El neoliberalismo acabó con el escaso prestigio de las instituciones, produciendo el miasma que aún nos ahoga. A nuestro barco le hicieron grandes boquetes por donde siguen colándose las aguas sucias, aquellas que todo lo infectan. A medio año de arribar al Poder un partido de oposición, sigue percibiéndose olores de drenaje que se cuelan por las rendijas aún sin tapar. Por supuesto, hay voluntades enfocadas a ese fin, pero se pierden en la batahola cortesana y en las “negociaciones” parlamentarias.

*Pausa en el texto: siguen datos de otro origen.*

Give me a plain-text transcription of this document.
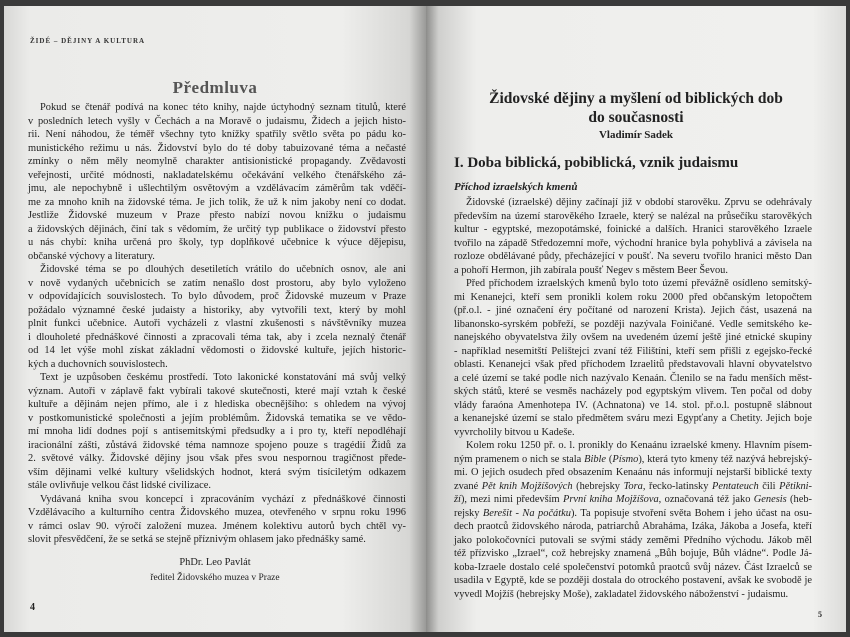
ŽIDÉ – DĚJINY A KULTURA
Předmluva
Pokud se čtenář podívá na konec této knihy, najde úctyhodný seznam titulů, které
v posledních letech vyšly v Čechách a na Moravě o judaismu, Židech a jejich histo-
rii. Není náhodou, že téměř všechny tyto knížky spatřily světlo světa po pádu ko-
munistického režimu u nás. Židovství bylo do té doby tabuizované téma a nečasté
zmínky o něm měly neomylně charakter antisionistické propagandy. Zvědavosti
veřejnosti, určité módnosti, nakladatelskému očekávání velkého čtenářského zá-
jmu, ale nepochybně i ušlechtilým osvětovým a vzdělávacím záměrům tak vděčí-
me za mnoho knih na židovské téma. Je jich tolik, že už k nim jakoby není co dodat.
Jestliže Židovské muzeum v Praze přesto nabízí novou knížku o judaismu
a židovských dějinách, činí tak s vědomím, že určitý typ publikace o židovství přesto
u nás chybí: kniha určená pro školy, typ doplňkové učebnice k výuce dějepisu,
občanské výchovy a literatury.
Židovské téma se po dlouhých desetiletích vrátilo do učebních osnov, ale ani
v nově vydaných učebnicích se zatím nenašlo dost prostoru, aby bylo vyloženo
v odpovídajících souvislostech. To bylo důvodem, proč Židovské muzeum v Praze
požádalo významné české judaisty a historiky, aby vytvořili text, který by mohl
plnit funkci učebnice. Autoři vycházeli z vlastní zkušenosti s návštěvníky muzea
i dlouholeté přednáškové činnosti a zpracovali téma tak, aby i zcela neznalý čtenář
od 14 let výše mohl získat základní vědomosti o židovské kultuře, jejích historic-
kých a duchovních souvislostech.
Text je uzpůsoben českému prostředí. Toto lakonické konstatování má svůj velký
význam. Autoři v záplavě fakt vybírali takové skutečnosti, které mají vztah k české
kultuře a dějinám nejen přímo, ale i z hlediska obecnějšího: s ohledem na vývoj
v postkomunistické společnosti a jejím problémům. Židovská tematika se ve vědo-
mí mnoha lidí dodnes pojí s antisemitskými předsudky a i pro ty, kteří nepodléhají
iracionální zášti, zůstává židovské téma namnoze spojeno pouze s tragédií Židů za
2. světové války. Židovské dějiny jsou však přes svou nespornou tragičnost přede-
vším dějinami velké kultury všelidských hodnot, která svým tisíciletým odkazem
stále ovlivňuje velkou část lidské civilizace.
Vydávaná kniha svou koncepcí i zpracováním vychází z přednáškové činnosti
Vzdělávacího a kulturního centra Židovského muzea, otevřeného v srpnu roku 1996
v rámci oslav 90. výročí založení muzea. Jménem kolektivu autorů bych chtěl vy-
slovit přesvědčení, že se setká se stejně příznivým ohlasem jako přednášky samé.
PhDr. Leo Pavlát
ředitel Židovského muzea v Praze
4
Židovské dějiny a myšlení od biblických dob
do současnosti
Vladimír Sadek
I. Doba biblická, pobiblická, vznik judaismu
Příchod izraelských kmenů
Židovské (izraelské) dějiny začínají již v období starověku. Zprvu se odehrávaly
především na území starověkého Izraele, který se nalézal na průsečíku starověkých
kultur - egyptské, mezopotámské, foinické a dalších. Hranici starověkého Izraele
tvořilo na západě Středozemní moře, východní hranice byla pohyblivá a závisela na
rozloze obdělávané půdy, přecházející v poušť. Na severu tvořilo hranici město Dan
a pohoří Hermon, jih zabírala poušť Negev s městem Beer Ševou.
Před příchodem izraelských kmenů bylo toto území převážně osídleno semitský-
mi Kenanejci, kteří sem pronikli kolem roku 2000 před občanským letopočtem
(př.o.l. - jiné označení éry počítané od narození Krista). Jejich část, usazená na
libanonsko-syrském pobřeží, se později nazývala Foiničané. Vedle semitského ke-
nanejského obyvatelstva žily ovšem na uvedeném území ještě jiné etnické skupiny
- například nesemitští Pelištejci zvaní též Filištíni, kteří sem přišli z egejsko-řecké
oblasti. Kenanejci však před příchodem Izraelitů představovali hlavní obyvatelstvo
a celé území se také podle nich nazývalo Kenaán. Členilo se na řadu menších měst-
ských států, které se vesměs nacházely pod egyptským vlivem. Ten počal od doby
vlády faraóna Amenhotepa IV. (Achnatona) ve 14. stol. př.o.l. postupně slábnout
a kenanejské území se stalo předmětem sváru mezi Egypťany a Chetity. Jejich boje
vyvrcholily bitvou u Kadeše.
Kolem roku 1250 př. o. l. pronikly do Kenaánu izraelské kmeny. Hlavním písem-
ným pramenem o nich se stala Bible (Písmo), která tyto kmeny též nazývá hebrejský-
mi. O jejich osudech před obsazením Kenaánu nás informují nejstarší biblické texty
zvané Pět knih Mojžíšových (hebrejsky Tora, řecko-latinsky Pentateuch čili Pětikni-
ží), mezi nimi především První kniha Mojžíšova, označovaná též jako Genesis (heb-
rejsky Berešit - Na počátku). Ta popisuje stvoření světa Bohem i jeho účast na osu-
dech praotců židovského národa, patriarchů Abraháma, Izáka, Jákoba a Josefa, kteří
jako polokočovníci putovali se svými stády zeměmi Předního východu. Jákob měl
též přízvisko „Izrael“, což hebrejsky znamená „Bůh bojuje, Bůh vládne“. Podle Já-
koba-Izraele dostalo celé společenství potomků praotců svůj název. Část Izraelců se
usadila v Egyptě, kde se později dostala do otrockého postavení, avšak ke svobodě je
vyvedl Mojžíš (hebrejsky Moše), zakladatel židovského náboženství - judaismu.
5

El poder judicial perdió legitimidad, si alguna vez la tuvo, al dictar resoluciones siempre favorables a la clase empresarial (criminales incluidos) que más dinero mostraba. Jueces, magistrados y ministros fueron convertidos en los cancerberos del capital, dejando al ciudadano inerme frente al poderoso. Por doquier, dentro de la estructura del Poder judicial, permanecen personajes corruptos e insensibles prestos para servir a sus amos. La Suprema Corte de Justicia de la Nación, el Tribunal Electoral del Poder Judicial de la Federación, los Tribunales Colegiados y Unitarios de Circuito y Juzgados de Distrito, así como del Consejo de la Judicatura Federal y sus órganos auxiliares rebosan de indignidad cuando sus integrantes pierden por completo su sentido de justicia.
Ya el senado reformó el art. 118 de la Ley orgánica del poder judicial dotando al Consejo de la Judicatura de más atribuciones el lo referente a la movilidad de los jueces, buscando evitar o disminuir su nepotismo y cacicazgos regionales. Tal medida, sola, NO acabará con la corrupción ni asegurará justicia pronta, expedita e imparcial para el ciudadano; conseguirlo, requiere de otras medidas, tales como la vigilancia social, considerar delito grave las resoluciones opacas, inhabilitar de por vida al juzgador, confiscar sus fortunas, pagar por daños e imponerles cárcel de ser necesario. De ningún modo se debe tolerar la transgresión de la ley por quienes tienen la obligación de salvaguardarla. No puede negarse, la reforma es un avance y habrá funcionarios decididos a ajustarse a la legalidad pero también habrá otros que permanecerán atrincherados en su conveniente “autonomía” esperando servir a quién los puso ahí o les unte más dinero en sus manos.
[1] Janine Otalora, extitular del Tribunal Electoral del Poder de la Federación (TEPJF).